Allowing the government to hold the educational purse strings also draws the attention of charter schools away from families and toward the state. In a market, producers increase their income either by cutting costs or demonstrating improved services for which consumers are willing to pay more. Charter schools will only be able to raise revenues by lobbying the state. The 14-fold increase in inflation-adjusted per-pupil spending that has occurred in government schools over the past 75 years is a sobering harbinger of what to expect under charter schooling. The authors provide evidence of this lobbying already occurring among the country’s nascent charter schools, but seem not to understand its importance or inevitability.

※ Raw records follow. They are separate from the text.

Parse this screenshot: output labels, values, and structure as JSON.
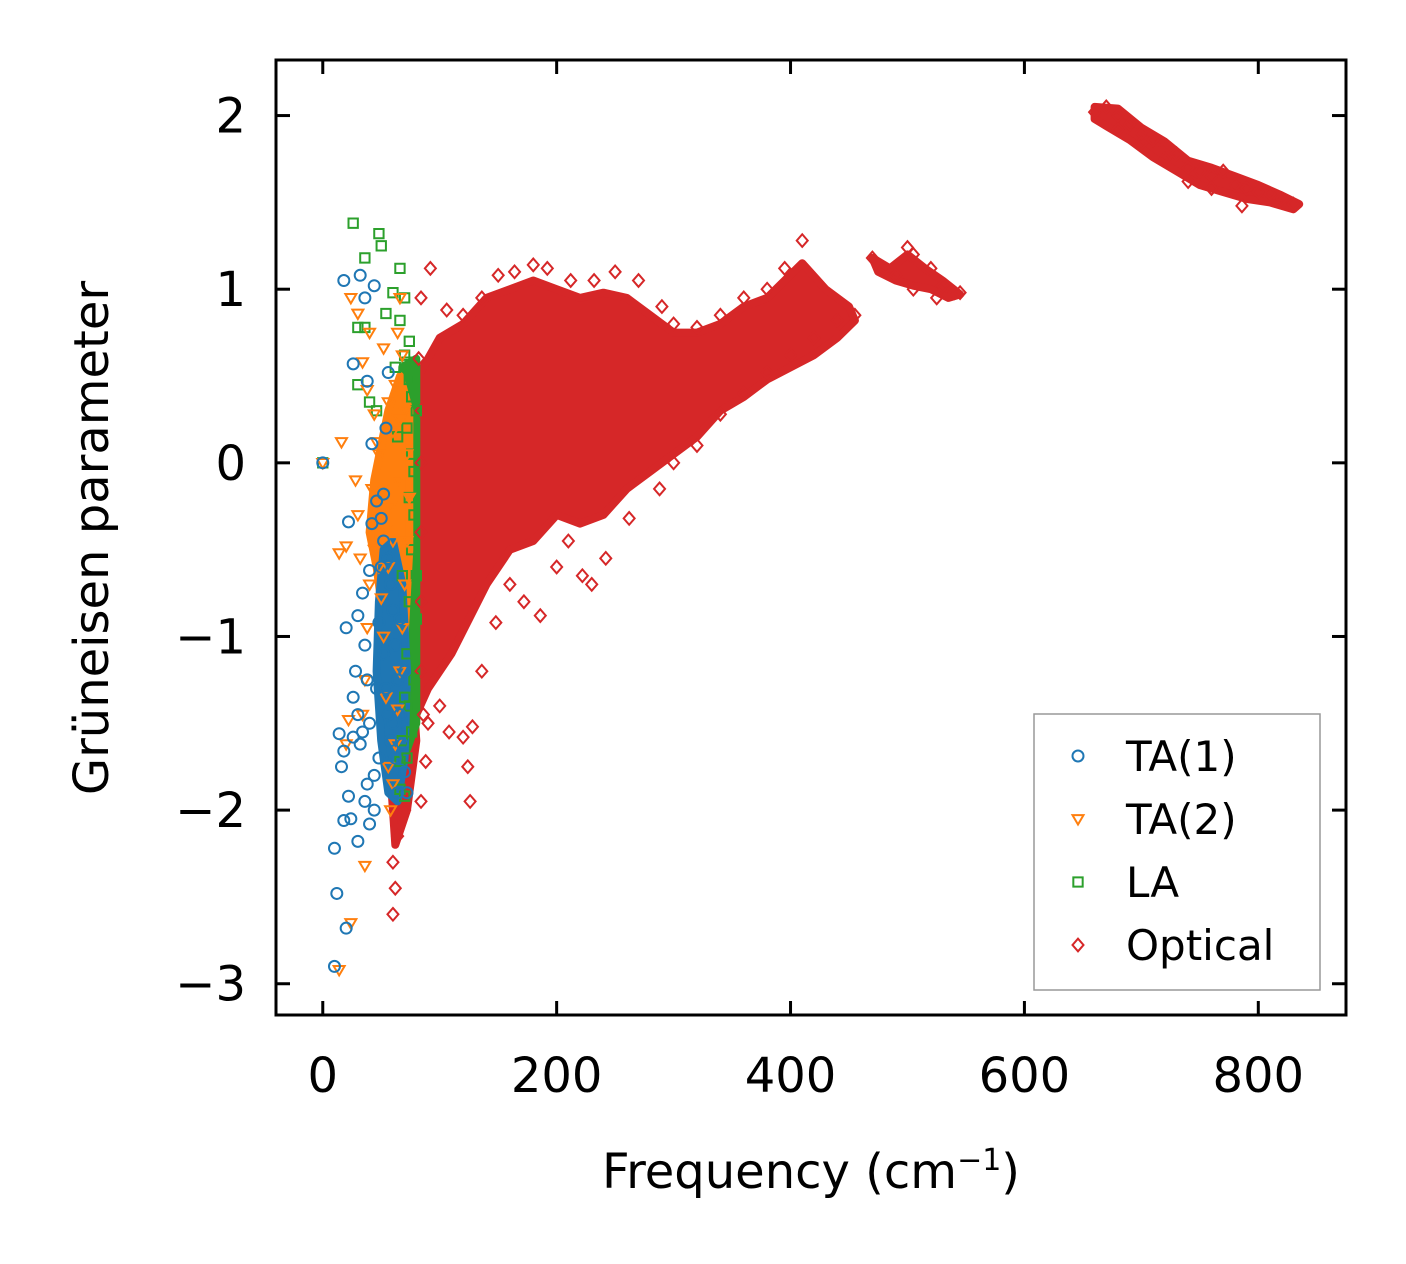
{
  "chart_data": {
    "type": "scatter",
    "title": "",
    "xlabel": "Frequency (cm",
    "xlabel_sup": "−1",
    "xlabel_tail": ")",
    "ylabel": "Grüneisen parameter",
    "xlim": [
      -40,
      875
    ],
    "ylim": [
      -3.18,
      2.32
    ],
    "xticks": [
      0,
      200,
      400,
      600,
      800
    ],
    "xtick_labels": [
      "0",
      "200",
      "400",
      "600",
      "800"
    ],
    "yticks": [
      -3,
      -2,
      -1,
      0,
      1,
      2
    ],
    "ytick_labels": [
      "−3",
      "−2",
      "−1",
      "0",
      "1",
      "2"
    ],
    "grid": false,
    "legend_position": "lower-right",
    "series": [
      {
        "name": "TA(1)",
        "marker": "circle",
        "color": "#1f77b4",
        "points": [
          [
            0,
            0
          ],
          [
            10,
            -2.9
          ],
          [
            12,
            -2.48
          ],
          [
            10,
            -2.22
          ],
          [
            20,
            -2.68
          ],
          [
            18,
            -2.06
          ],
          [
            22,
            -1.92
          ],
          [
            14,
            -1.56
          ],
          [
            16,
            -1.75
          ],
          [
            18,
            -1.66
          ],
          [
            20,
            -0.95
          ],
          [
            22,
            -0.34
          ],
          [
            18,
            1.05
          ],
          [
            26,
            0.57
          ],
          [
            32,
            1.08
          ],
          [
            38,
            0.47
          ],
          [
            42,
            0.11
          ],
          [
            30,
            -0.88
          ],
          [
            28,
            -1.2
          ],
          [
            34,
            -1.55
          ],
          [
            36,
            -1.95
          ],
          [
            40,
            -2.08
          ],
          [
            44,
            -2.0
          ],
          [
            46,
            -1.3
          ],
          [
            48,
            -0.92
          ],
          [
            50,
            -0.6
          ],
          [
            52,
            -0.18
          ],
          [
            54,
            0.2
          ],
          [
            56,
            0.52
          ],
          [
            44,
            1.02
          ],
          [
            36,
            0.95
          ],
          [
            26,
            -1.58
          ],
          [
            24,
            -2.05
          ],
          [
            30,
            -2.18
          ],
          [
            46,
            -0.22
          ],
          [
            50,
            -0.32
          ],
          [
            56,
            -0.55
          ],
          [
            58,
            -0.7
          ],
          [
            60,
            -0.85
          ],
          [
            62,
            -1.05
          ],
          [
            64,
            -1.25
          ],
          [
            66,
            -1.45
          ],
          [
            68,
            -1.62
          ],
          [
            70,
            -1.78
          ],
          [
            72,
            -1.9
          ],
          [
            60,
            -1.5
          ],
          [
            62,
            -1.7
          ],
          [
            64,
            -1.9
          ],
          [
            52,
            -1.1
          ],
          [
            54,
            -1.3
          ],
          [
            56,
            -1.45
          ],
          [
            58,
            -1.6
          ],
          [
            48,
            -1.7
          ],
          [
            44,
            -1.8
          ],
          [
            40,
            -1.5
          ],
          [
            38,
            -1.25
          ],
          [
            36,
            -1.05
          ],
          [
            34,
            -0.75
          ],
          [
            40,
            -0.62
          ],
          [
            42,
            -0.35
          ],
          [
            30,
            -1.45
          ],
          [
            26,
            -1.35
          ],
          [
            32,
            -1.62
          ],
          [
            38,
            -1.85
          ],
          [
            52,
            -0.45
          ],
          [
            66,
            -0.9
          ],
          [
            70,
            -1.2
          ]
        ]
      },
      {
        "name": "TA(2)",
        "marker": "triangle-down",
        "color": "#ff7f0e",
        "points": [
          [
            0,
            0
          ],
          [
            14,
            -2.92
          ],
          [
            24,
            -2.65
          ],
          [
            36,
            -2.32
          ],
          [
            20,
            -1.62
          ],
          [
            22,
            -1.48
          ],
          [
            14,
            -0.52
          ],
          [
            20,
            -0.48
          ],
          [
            16,
            0.12
          ],
          [
            24,
            0.95
          ],
          [
            30,
            0.86
          ],
          [
            34,
            0.58
          ],
          [
            38,
            0.42
          ],
          [
            44,
            0.28
          ],
          [
            48,
            0.05
          ],
          [
            50,
            -0.15
          ],
          [
            52,
            0.66
          ],
          [
            40,
            0.75
          ],
          [
            46,
            0.12
          ],
          [
            54,
            -0.38
          ],
          [
            56,
            -0.6
          ],
          [
            58,
            -0.25
          ],
          [
            60,
            0.18
          ],
          [
            62,
            0.45
          ],
          [
            64,
            0.75
          ],
          [
            66,
            0.95
          ],
          [
            68,
            0.62
          ],
          [
            70,
            0.3
          ],
          [
            72,
            0.05
          ],
          [
            74,
            -0.2
          ],
          [
            72,
            -0.45
          ],
          [
            70,
            -0.7
          ],
          [
            68,
            -0.95
          ],
          [
            66,
            -1.2
          ],
          [
            64,
            -1.42
          ],
          [
            62,
            -1.62
          ],
          [
            60,
            -1.85
          ],
          [
            58,
            -2.0
          ],
          [
            56,
            -1.75
          ],
          [
            54,
            -1.35
          ],
          [
            52,
            -1.0
          ],
          [
            50,
            -0.78
          ],
          [
            48,
            -0.6
          ],
          [
            44,
            -0.5
          ],
          [
            40,
            -0.7
          ],
          [
            38,
            -0.95
          ],
          [
            36,
            -1.25
          ],
          [
            34,
            -1.45
          ],
          [
            30,
            -0.3
          ],
          [
            32,
            -0.55
          ],
          [
            28,
            -0.1
          ],
          [
            42,
            -0.15
          ],
          [
            56,
            0.35
          ],
          [
            60,
            -0.45
          ],
          [
            64,
            -0.1
          ],
          [
            66,
            0.25
          ]
        ]
      },
      {
        "name": "LA",
        "marker": "square",
        "color": "#2ca02c",
        "points": [
          [
            0,
            0
          ],
          [
            26,
            1.38
          ],
          [
            36,
            1.18
          ],
          [
            48,
            1.32
          ],
          [
            50,
            1.25
          ],
          [
            66,
            1.12
          ],
          [
            60,
            0.98
          ],
          [
            70,
            0.95
          ],
          [
            54,
            0.86
          ],
          [
            30,
            0.78
          ],
          [
            36,
            0.78
          ],
          [
            66,
            0.82
          ],
          [
            70,
            0.62
          ],
          [
            74,
            0.48
          ],
          [
            30,
            0.45
          ],
          [
            40,
            0.35
          ],
          [
            46,
            0.3
          ],
          [
            72,
            0.2
          ],
          [
            76,
            0.05
          ],
          [
            74,
            -0.2
          ],
          [
            76,
            -0.5
          ],
          [
            74,
            -0.8
          ],
          [
            72,
            -1.1
          ],
          [
            74,
            -1.4
          ],
          [
            72,
            -1.7
          ],
          [
            70,
            -1.92
          ],
          [
            66,
            -1.88
          ],
          [
            78,
            -0.3
          ],
          [
            80,
            0.3
          ],
          [
            80,
            -0.9
          ],
          [
            78,
            -1.25
          ],
          [
            76,
            -1.55
          ],
          [
            70,
            -1.35
          ],
          [
            68,
            -0.65
          ],
          [
            64,
            0.15
          ],
          [
            72,
            0.58
          ],
          [
            76,
            0.38
          ],
          [
            78,
            -0.05
          ],
          [
            80,
            -0.65
          ],
          [
            68,
            -1.6
          ],
          [
            66,
            -1.72
          ],
          [
            74,
            0.7
          ],
          [
            62,
            0.55
          ]
        ]
      },
      {
        "name": "Optical",
        "marker": "diamond",
        "color": "#d62728",
        "points": [
          [
            60,
            -2.6
          ],
          [
            62,
            -2.45
          ],
          [
            60,
            -2.3
          ],
          [
            64,
            -2.15
          ],
          [
            70,
            -2.0
          ],
          [
            84,
            -1.95
          ],
          [
            88,
            -1.72
          ],
          [
            90,
            -1.5
          ],
          [
            100,
            -1.4
          ],
          [
            108,
            -1.55
          ],
          [
            120,
            -1.58
          ],
          [
            128,
            -1.52
          ],
          [
            124,
            -1.75
          ],
          [
            126,
            -1.95
          ],
          [
            136,
            -1.2
          ],
          [
            148,
            -0.92
          ],
          [
            160,
            -0.7
          ],
          [
            172,
            -0.8
          ],
          [
            186,
            -0.88
          ],
          [
            200,
            -0.6
          ],
          [
            210,
            -0.45
          ],
          [
            222,
            -0.65
          ],
          [
            230,
            -0.7
          ],
          [
            242,
            -0.55
          ],
          [
            262,
            -0.32
          ],
          [
            288,
            -0.15
          ],
          [
            300,
            0.0
          ],
          [
            320,
            0.1
          ],
          [
            340,
            0.28
          ],
          [
            360,
            0.4
          ],
          [
            380,
            0.52
          ],
          [
            400,
            0.62
          ],
          [
            420,
            0.72
          ],
          [
            440,
            0.82
          ],
          [
            455,
            0.85
          ],
          [
            410,
            1.28
          ],
          [
            395,
            1.12
          ],
          [
            380,
            1.0
          ],
          [
            360,
            0.95
          ],
          [
            340,
            0.85
          ],
          [
            320,
            0.78
          ],
          [
            300,
            0.8
          ],
          [
            290,
            0.9
          ],
          [
            270,
            1.05
          ],
          [
            250,
            1.1
          ],
          [
            232,
            1.05
          ],
          [
            212,
            1.05
          ],
          [
            192,
            1.12
          ],
          [
            180,
            1.14
          ],
          [
            164,
            1.1
          ],
          [
            150,
            1.08
          ],
          [
            136,
            0.95
          ],
          [
            120,
            0.85
          ],
          [
            106,
            0.88
          ],
          [
            92,
            1.12
          ],
          [
            84,
            0.95
          ],
          [
            82,
            0.6
          ],
          [
            84,
            0.3
          ],
          [
            84,
            0.0
          ],
          [
            84,
            -0.4
          ],
          [
            84,
            -0.8
          ],
          [
            84,
            -1.2
          ],
          [
            86,
            -1.45
          ],
          [
            470,
            1.18
          ],
          [
            480,
            1.12
          ],
          [
            490,
            1.08
          ],
          [
            500,
            1.24
          ],
          [
            505,
            1.2
          ],
          [
            520,
            1.12
          ],
          [
            530,
            1.02
          ],
          [
            540,
            0.98
          ],
          [
            545,
            0.98
          ],
          [
            525,
            0.95
          ],
          [
            505,
            1.0
          ],
          [
            660,
            2.02
          ],
          [
            670,
            2.05
          ],
          [
            680,
            2.0
          ],
          [
            690,
            1.95
          ],
          [
            700,
            1.9
          ],
          [
            710,
            1.86
          ],
          [
            720,
            1.82
          ],
          [
            730,
            1.78
          ],
          [
            740,
            1.7
          ],
          [
            750,
            1.68
          ],
          [
            760,
            1.65
          ],
          [
            770,
            1.68
          ],
          [
            780,
            1.6
          ],
          [
            790,
            1.58
          ],
          [
            800,
            1.56
          ],
          [
            810,
            1.55
          ],
          [
            820,
            1.52
          ],
          [
            830,
            1.49
          ],
          [
            740,
            1.62
          ],
          [
            760,
            1.58
          ],
          [
            786,
            1.48
          ],
          [
            700,
            1.84
          ],
          [
            680,
            1.92
          ],
          [
            720,
            1.75
          ]
        ]
      }
    ]
  }
}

Finally, charter schools preclude the direct financial responsibility of parents that history shows to be crucial for the maintenance of parental involvement in, and control over, their children’s education.
Based on historical and contemporary precedents, charter schools are likely to be re-regulated to the point where they are indistinguishable from traditional government-run schools. The authors are aware of this “ominous threat,” but can offer no solution.

The downside of charter schooling would be of negligible importance if their impact were limited to charter schools themselves. Charter schools would still constitute some improvement over traditional public schools. The real concern is that previously independent private schools are being lured into the charter fold. If large numbers of private schools adopt charter status, the eventual re-regulation of charter schools will expand the government education monopoly. The authors make no mention of this Damoclean sword hanging over the charter movement.

Don't try to pass charters off as free market when they are taxpayer funded.  Don't privatize education via charters where taxpayers and parents have no decision making abilities and mandates (not laws) dictate how and what standards/assessments will be taught to students and pre-determined vendors cash in on supplying the curricula and systems needed because of the mandates.  

If your state legislators espouse "choice" as conservative and free market ideas, send them a copy of Coulson's article.  These "choices" as they are currently constructed are neither.